Dass beide Gesellschaften ein Sanierungsverfahren nach österreichischem Recht beantragt haben, trägt nicht zur Glättung der Wogen bei. Ein Jahresendspurt, ähnlich wie wir ihn 2020 erlebt haben, ist unter diesen Umständen schwer vorstellbar. 2022, wenn die Infektionszahlen hoffentlich wieder sinken und die Märkte sich beruhigt haben, dürfte das Emissionsfenster aber wieder aufgehen. Wir erwarten dabei eine Fortsetzung der wesentlichen Trends des laufenden Jahres:

  • Folgeemissionen bekannter Emittenten mit transparenter Mittelverwendung werden gut aufgenommen.
  • Klimaschutz und Energiewende sind auf mittelständische Technologien und private Investitionen angewiesen; die Nachfrage nach Green Bonds bleibt deshalb hoch, allerdings werden die ESG-Kriterien stärker auf den Prüfstand gestellt als in der Vergangenheit.
  • Immobilienanleihen haben einen schweren Stand und werden je nach Subsektor nur sehr selektiv nachgefragt.
  • Wandelanleihen erfreuen sich aufgrund ihrer flexiblen Gestaltung und ihres hybriden Charakters im aktuellen Umfeld hoher Beliebtheit.
  • Das Sicherheitsbedürfnis der Investoren ist in der Pandemie gewachsen; Bilanz, Cashflow und Handelsliquidität müssen den gestiegenen Anforderungen genügen.

Spannend ist die Frage, wie sich die Kupons entwickeln werden. Hohe konjunkturelle Unsicherheit, bleibende Inflation und der jüngste Kursverfall sprechen grundsätzlich für einen Anstieg des Zinsniveaus. Dagegen spricht, dass die Notenbanken sich in eine Lage manövriert haben, die eine Leitzinserhöhung selbst bei anhaltend hoher Teuerung quasi ausschließt.  Zudem müssen die Unternehmen die Zinsen auch erwirtschaften können. Bei steigenden Kuponerwartungen werden sich gerade etablierte Emittenten jedoch anderen Finanzierungsarten zuwenden.

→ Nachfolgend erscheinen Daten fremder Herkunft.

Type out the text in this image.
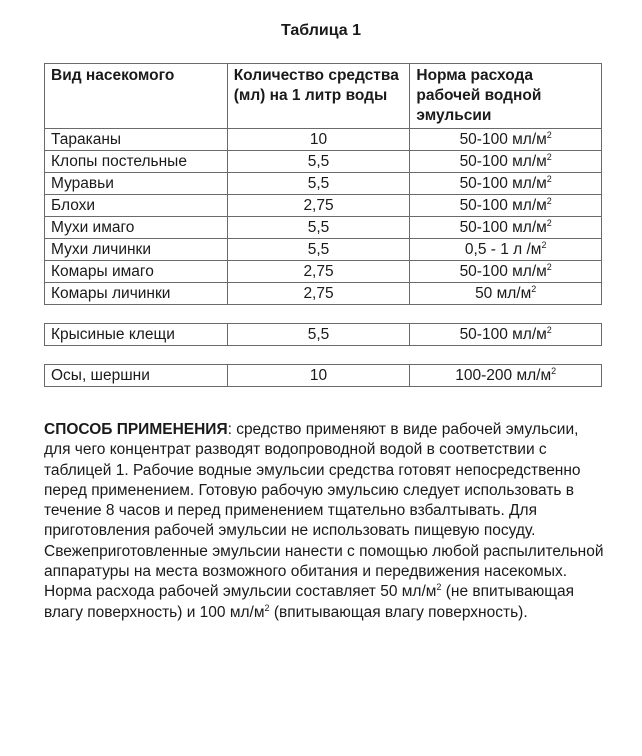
Таблица 1
Вид насекомого	Количество средства (мл) на 1 литр воды	Норма расхода рабочей водной эмульсии
Тараканы	10	50-100 $мл/м^2$
Клопы постельные	5,5	50-100 $мл/м^2$
Муравьи	5,5	50-100 $мл/м^2$
Блохи	2,75	50-100 $мл/м^2$
Мухи имаго	5,5	50-100 $мл/м^2$
Мухи личинки	5,5	0,5 - 1 л $/м^2$
Комары имаго	2,75	50-100 $мл/м^2$
Комары личинки	2,75	50 $мл/м^2$

Крысиные клещи	5,5	50-100 $мл/м^2$

Осы, шершни	10	100-200 $мл/м^2$
СПОСОБ ПРИМЕНЕНИЯ: средство применяют в виде рабочей эмульсии, для чего концентрат разводят водопроводной водой в соответствии с таблицей 1. Рабочие водные эмульсии средства готовят непосредственно перед применением. Готовую рабочую эмульсию следует использовать в течение 8 часов и перед применением тщательно взбалтывать. Для приготовления рабочей эмульсии не использовать пищевую посуду. Свежеприготовленные эмульсии нанести с помощью любой распылительной аппаратуры на места возможного обитания и передвижения насекомых. Норма расхода рабочей эмульсии составляет 50 $мл/м^2$ (не впитывающая влагу поверхность) и 100 $мл/м^2$ (впитывающая влагу поверхность).
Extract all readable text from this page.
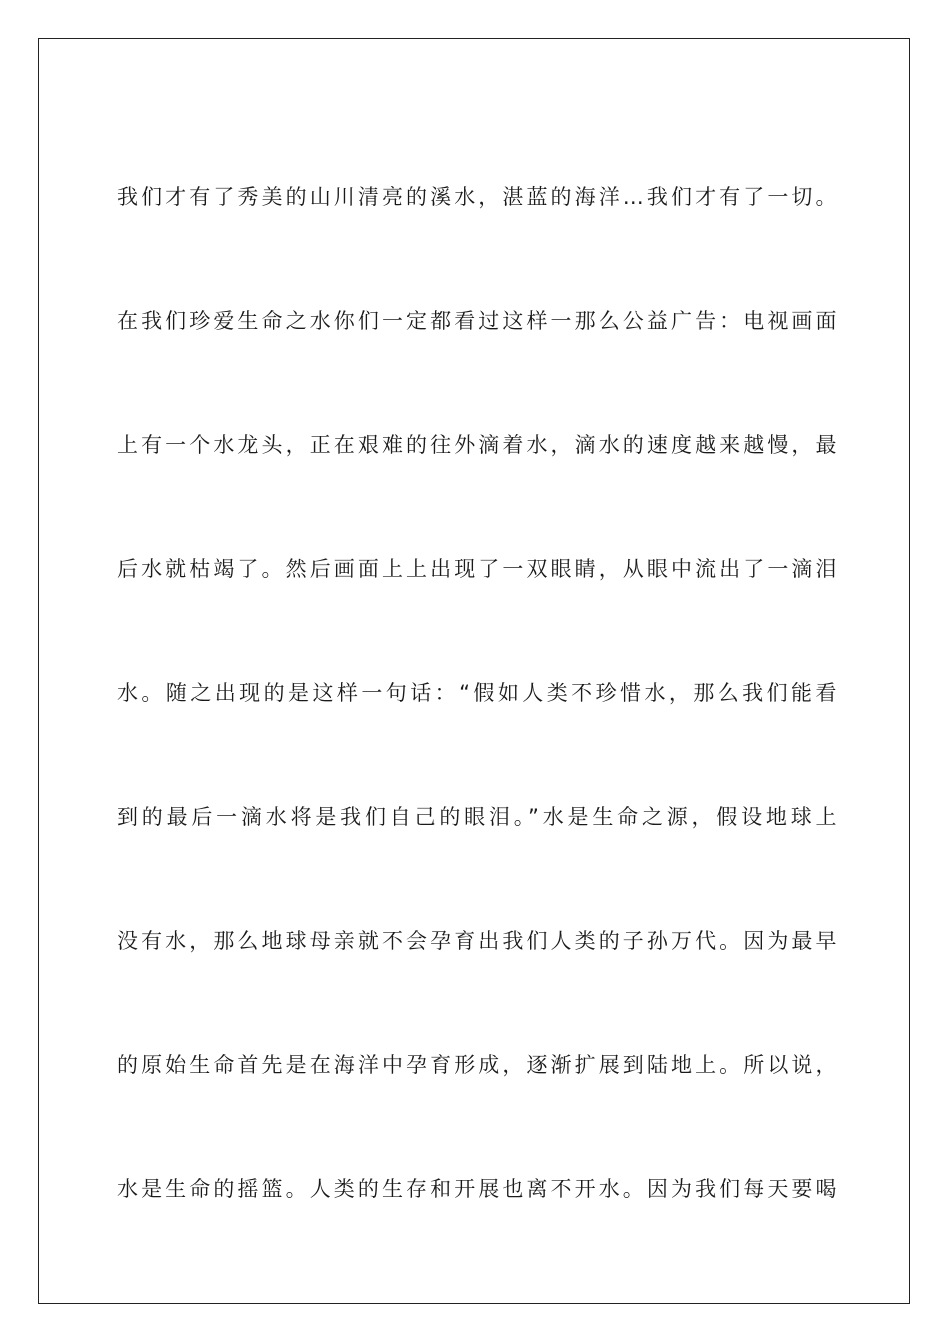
我们才有了秀美的山川清亮的溪水，湛蓝的海洋…我们才有了一切。
在我们珍爱生命之水你们一定都看过这样一那么公益广告：电视画面
上有一个水龙头，正在艰难的往外滴着水，滴水的速度越来越慢，最
后水就枯竭了。然后画面上上出现了一双眼睛，从眼中流出了一滴泪
水。随之出现的是这样一句话：“假如人类不珍惜水，那么我们能看
到的最后一滴水将是我们自己的眼泪。”水是生命之源，假设地球上
没有水，那么地球母亲就不会孕育出我们人类的子孙万代。因为最早
的原始生命首先是在海洋中孕育形成，逐渐扩展到陆地上。所以说，
水是生命的摇篮。人类的生存和开展也离不开水。因为我们每天要喝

So hat die FCR Immobilien AG gerade ein erstes Schuldscheindarlehen  platziert. Verzinst wird das Ganze mit 3,4 Prozent.

Refinanzierungsbedarf rechtzeitig strukturieren

Wahrscheinlich ist, dass in Zukunft noch stärker als schon heute die Qualität des Emittenten ausschlaggebend für den Kupon ist. Die Bandbreite nimmt dabei tendenziell zu, darauf deuten zumindest die jüngsten Vergütungen für die Bonds von IuteCredit und Eleving hin. Eine Möglichkeit, das gestiegene Sicherheitsbedürfnis der Investoren auch ohne ausgeklügeltes Sicherheitenkonzept mit den Bilanzrestriktionen der Emittenten in Einklang zu bringen, sind Wandelanleihen. Schon dieses Jahr hat die Zahl der hybriden Finanzierungen deutlich zugenommen.

Weniger Plain-Vanilla-Bonds bedeuten auch weniger Eigenemissionen. Strukturierungs- und Platzierungs-Know-how ist im aktuellen Marktumfeld unverzichtbar. Gerade mit Blick auf die Refinanzierung der in der zweiten Hälfte des kommenden Jahres auslaufenden Debütanleihen ist es wichtig, frühzeitig intelligente Konzepte zu entwickeln. Damit der Black Friday 2022 wieder dem Warenhandel vorbehalten bleibt.

Markus Knoss, BankM AG

Markus Knoss ist zugelassener Börsenhändler und Certified Investor Relations Officer und verfügt über jahrelange Erfahrung in verschiedenen leitenden Positionen im Aktienhandel, Salestrading und Portfoliomanagement. Der ausgewiesene Experte für Nebenwerte im deutschsprachigen Raum ist seit 2013 für die BankM AG tätig und verantwortlich für den Bereich Business Development DACH.